= Anne Dunhill =

Anne Dunhill, Countess Zamoyski M.A. (born 12 December 1946) is a novelist and Italian translator. She is also a former debutante and model.

==Early life and education==
Anne is the granddaughter of Alfred Dunhill. Her parents were John Dunhill (Alfred's youngest son by his first wife) and Marjorie Brown. She was educated at Francis Holland School, Clarence Gate and La Sorbonne.

==Career==
After a Lucie Clayton modelling course and a much publicised debutante season in 1964, she became one of the few former debutantes to make it as a model, appearing in numerous fashion magazines, advertisements and TV commercials in London, Milan and Paris between 1965 and 1969 when she went to live in Venice for six years. For the next fifteen years she was a full-time mother before doing a BA in English and Italian at Royal Holloway, University of London between 1986 and 1989. This led to two new careers as a novelist and translator.
From 1996 to 2001, she was Arts Editor of Epicurean Life Magazine.
In 2002, she earned an MA in Representations of Italy at Royal Holloway and converted to Roman Catholicism.

==Personal life==
Anne married her first husband Kenneth Sweet in 1968 and divorced him three years later.

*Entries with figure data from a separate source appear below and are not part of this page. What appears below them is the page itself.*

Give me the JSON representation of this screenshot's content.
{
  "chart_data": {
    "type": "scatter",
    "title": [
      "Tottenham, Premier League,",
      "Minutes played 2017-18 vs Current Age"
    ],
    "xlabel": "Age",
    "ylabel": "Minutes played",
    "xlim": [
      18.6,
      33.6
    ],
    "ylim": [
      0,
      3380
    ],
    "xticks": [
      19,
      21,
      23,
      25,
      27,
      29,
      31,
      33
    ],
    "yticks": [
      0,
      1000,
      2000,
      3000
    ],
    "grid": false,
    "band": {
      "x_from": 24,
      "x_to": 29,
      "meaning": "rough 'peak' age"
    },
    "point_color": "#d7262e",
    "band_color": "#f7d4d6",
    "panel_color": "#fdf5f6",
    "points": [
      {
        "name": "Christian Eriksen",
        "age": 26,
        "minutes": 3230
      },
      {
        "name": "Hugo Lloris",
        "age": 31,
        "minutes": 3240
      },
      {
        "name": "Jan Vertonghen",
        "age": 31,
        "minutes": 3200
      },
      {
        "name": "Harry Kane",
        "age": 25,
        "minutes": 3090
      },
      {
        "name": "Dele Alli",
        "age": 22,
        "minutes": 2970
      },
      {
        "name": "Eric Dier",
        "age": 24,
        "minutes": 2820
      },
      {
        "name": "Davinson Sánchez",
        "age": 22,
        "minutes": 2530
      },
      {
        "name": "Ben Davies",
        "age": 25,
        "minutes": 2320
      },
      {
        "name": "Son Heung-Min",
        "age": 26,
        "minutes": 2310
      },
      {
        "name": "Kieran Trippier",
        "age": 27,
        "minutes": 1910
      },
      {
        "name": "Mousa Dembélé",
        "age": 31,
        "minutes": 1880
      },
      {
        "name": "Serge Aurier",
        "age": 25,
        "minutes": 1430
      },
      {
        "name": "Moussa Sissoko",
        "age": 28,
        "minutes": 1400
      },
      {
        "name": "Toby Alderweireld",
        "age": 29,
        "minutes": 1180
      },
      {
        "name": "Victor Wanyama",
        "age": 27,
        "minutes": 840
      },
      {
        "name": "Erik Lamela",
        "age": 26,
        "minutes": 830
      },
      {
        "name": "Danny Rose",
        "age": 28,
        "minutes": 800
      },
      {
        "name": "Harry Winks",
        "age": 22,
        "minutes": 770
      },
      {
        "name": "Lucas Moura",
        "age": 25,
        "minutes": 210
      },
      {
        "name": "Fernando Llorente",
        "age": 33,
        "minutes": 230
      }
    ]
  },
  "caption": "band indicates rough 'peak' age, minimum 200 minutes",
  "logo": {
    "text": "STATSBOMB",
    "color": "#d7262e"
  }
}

From 1969 to 1975 she lived with the Venetian artist Roberto Ferruzzi the younger. They had a son and daughter Ingo and Anita Ferruzzi.

In 1975, she married the former Administrative Director of the Royal Ballet Anthony Russell-Roberts. They had two daughters. She divorced Russell-Roberts in 1998. The sudden death of her daughter Anita Ferruzzi from pancreatic cancer inspired Anne's memoir Anita, which was published by Quartet books in 2012.
She has been a vegetarian since 1970. In 2020 Anne was married to Count Zdzislaw Zamoyski, who is a bereaved parent like herself. <Daily Telegraph 21 August 2020>

==Publications==
- Ballerina: A Dancer's Life with Marguerite Porter (1989) London: Michael O'Mara Books.
- A Darker Shade of Love (1991) London: Michael O'Mara Books. Republished 2013 on Kindle Books.
- Web of Passion (1993) London: Michael O'Mara Books. Republished 2013 on Kindle Books as The Double Cherry.
- The Nobility and Excellence of Women and the Defects and Vices of Men translated and edited by Anne Dunhill (1999) Chicago: University of Chicago Press.
- Anita: A Memoir (2012) London: Quartet Books.
- Nights at The Ballet (2013) published on Kindle Books.